Radio Munkû couvre respectivement 50% de son budget par des co-productions, financées par des ONG locales, et 30% par la diffusion de communiqués et de spots publicitaires. Le solde de son financement est couvert par des ONG locales, par des activités agricoles et par la diffusion de programmes éducatifs. Le développement d’autres activités rencontre une contrainte majeure: les coûts du crédit, quand les taux d’intérêt pratiqués sont de 4% par mois.
La Fondation Hirondelle appuie Radio Munkû depuis 4 ans, par des formations en génération de revenus et par des activités de régie.
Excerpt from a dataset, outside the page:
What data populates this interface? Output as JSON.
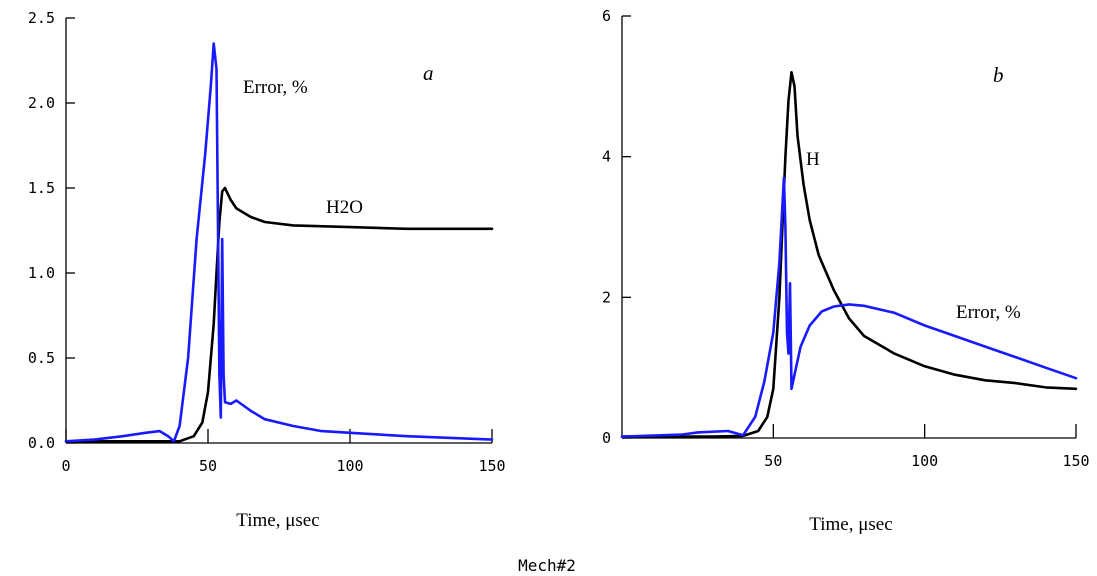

Par ses contacts à Kinshasa, la Fondation Hirondelle permet en effet à Radio Munkû et à ses autres radios partenaires d’accéder au marché de la diffusion de messages institutionnels. Le potentiel de ce marché est important car les radios communautaires congolaises constituent collectivement une offre unique pour atteindre la population rurale congolaise, dispersée sur un pays grand comme l’Europe. La diffusion de messages institutionnels, en particulier en matière de santé, pourrait permettre à terme à Radio Munkû d’assurer sa durabilité financière, de développer ses programmes, sans perdre son indépendance rédactionnelle. En outre, en lui facilitant l’accès au crédit, on lui permettrait de diversifier ses sources de revenus, par des activités agricoles ou de transport.
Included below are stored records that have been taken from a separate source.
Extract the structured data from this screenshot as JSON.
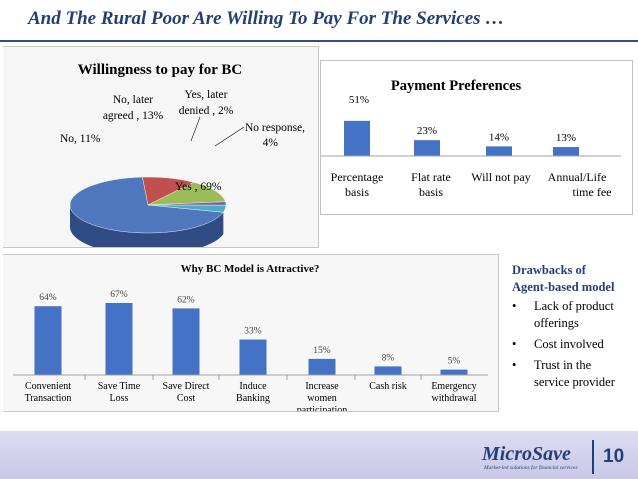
{
  "slide": {
    "title": "And The Rural Poor Are Willing To Pay For The Services …",
    "page_number": "10"
  },
  "drawbacks": {
    "heading_line1": "Drawbacks of",
    "heading_line2": "Agent-based model",
    "items": [
      {
        "line1": "Lack of product",
        "line2": "offerings"
      },
      {
        "line1": "Cost involved",
        "line2": ""
      },
      {
        "line1": "Trust in the",
        "line2": "service provider"
      }
    ]
  },
  "footer": {
    "logo": "MicroSave",
    "tagline": "Market-led solutions for financial services"
  },
  "colors": {
    "title": "#243f78",
    "bar_blue": "#4472c4",
    "pie_blue": "#4f77bd",
    "pie_red": "#c0504d",
    "pie_green": "#9bbb59",
    "pie_purple": "#8064a2",
    "pie_teal": "#4bacc6"
  },
  "chart_data": [
    {
      "type": "pie",
      "title": "Willingness to pay for BC",
      "categories": [
        "Yes",
        "No",
        "No, later agreed",
        "Yes, later denied",
        "No response"
      ],
      "values": [
        69,
        11,
        13,
        2,
        4
      ],
      "labels": [
        {
          "line1": "Yes , 69%",
          "line2": ""
        },
        {
          "line1": "No, 11%",
          "line2": ""
        },
        {
          "line1": "No, later",
          "line2": "agreed , 13%"
        },
        {
          "line1": "Yes, later",
          "line2": "denied , 2%"
        },
        {
          "line1": "No response,",
          "line2": "4%"
        }
      ]
    },
    {
      "type": "bar",
      "title": "Payment Preferences",
      "categories": [
        {
          "line1": "Percentage",
          "line2": "basis"
        },
        {
          "line1": "Flat rate",
          "line2": "basis"
        },
        {
          "line1": "Will not pay",
          "line2": ""
        },
        {
          "line1": "Annual/Life",
          "line2": "time fee"
        }
      ],
      "values": [
        51,
        23,
        14,
        13
      ],
      "value_labels": [
        "51%",
        "23%",
        "14%",
        "13%"
      ],
      "ylim": [
        0,
        100
      ]
    },
    {
      "type": "bar",
      "title": "Why BC Model is Attractive?",
      "categories": [
        {
          "line1": "Convenient",
          "line2": "Transaction",
          "line3": ""
        },
        {
          "line1": "Save Time",
          "line2": "Loss",
          "line3": ""
        },
        {
          "line1": "Save Direct",
          "line2": "Cost",
          "line3": ""
        },
        {
          "line1": "Induce",
          "line2": "Banking",
          "line3": ""
        },
        {
          "line1": "Increase",
          "line2": "women",
          "line3": "participation"
        },
        {
          "line1": "Cash risk",
          "line2": "",
          "line3": ""
        },
        {
          "line1": "Emergency",
          "line2": "withdrawal",
          "line3": ""
        }
      ],
      "values": [
        64,
        67,
        62,
        33,
        15,
        8,
        5
      ],
      "value_labels": [
        "64%",
        "67%",
        "62%",
        "33%",
        "15%",
        "8%",
        "5%"
      ],
      "ylim": [
        0,
        100
      ]
    }
  ]
}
Un travail de longue haleine
L’expérience de la Fondation Hirondelle, tant en Centrafrique qu’au Congo, montre que la mise en place d’activités génératrices de revenus prendra des années et que dans ce domaine, il n’y a pas de solutions toutes faites. Générer 1000 € par mois dans un village congolais constitue un défi majeur qu’une radio communautaire n’arrive pas à relever seule. Alors quelles mesures mettre en place?
D’une part, encourager les bailleurs de fonds internationaux à maintenir leur aide aux médias indépendants en zones de crise. Leur financement est crucial tant que les pays fragiles ne décollent pas économiquement. Il constitue en outre un rempart contre les velléités de contrôle des pouvoirs locaux, dans les pays fragiles.
D’autre part, sensibiliser les ONG internationales de développement sur la nécessité de prévoir des lignes budgétaires spécifiques pour financer la diffusion des messages institutionnels par des radios d’information indépendantes comme RNL ou par des radios communautaires. Ce faisant, elles contribueraient à assurer la viabilité des médias indépendants et la pluralité des sources d’information dans les pays fragiles. Pour Bob Yala, « ces ONG aideraient par là à pérenniser leurs propres activités de développement, car les radios communautaires sont un outil efficace pour mobiliser les communautés ».
Quant à la Fondation Hirondelle, elle poursuivra avec obstination le développement de ses activités génératrices de revenus , un travail de longue haleine qui passe par la formation des radios partenaires, par la publicité, par l’immobilier, et par des activités connexes à son métier de base, la radio.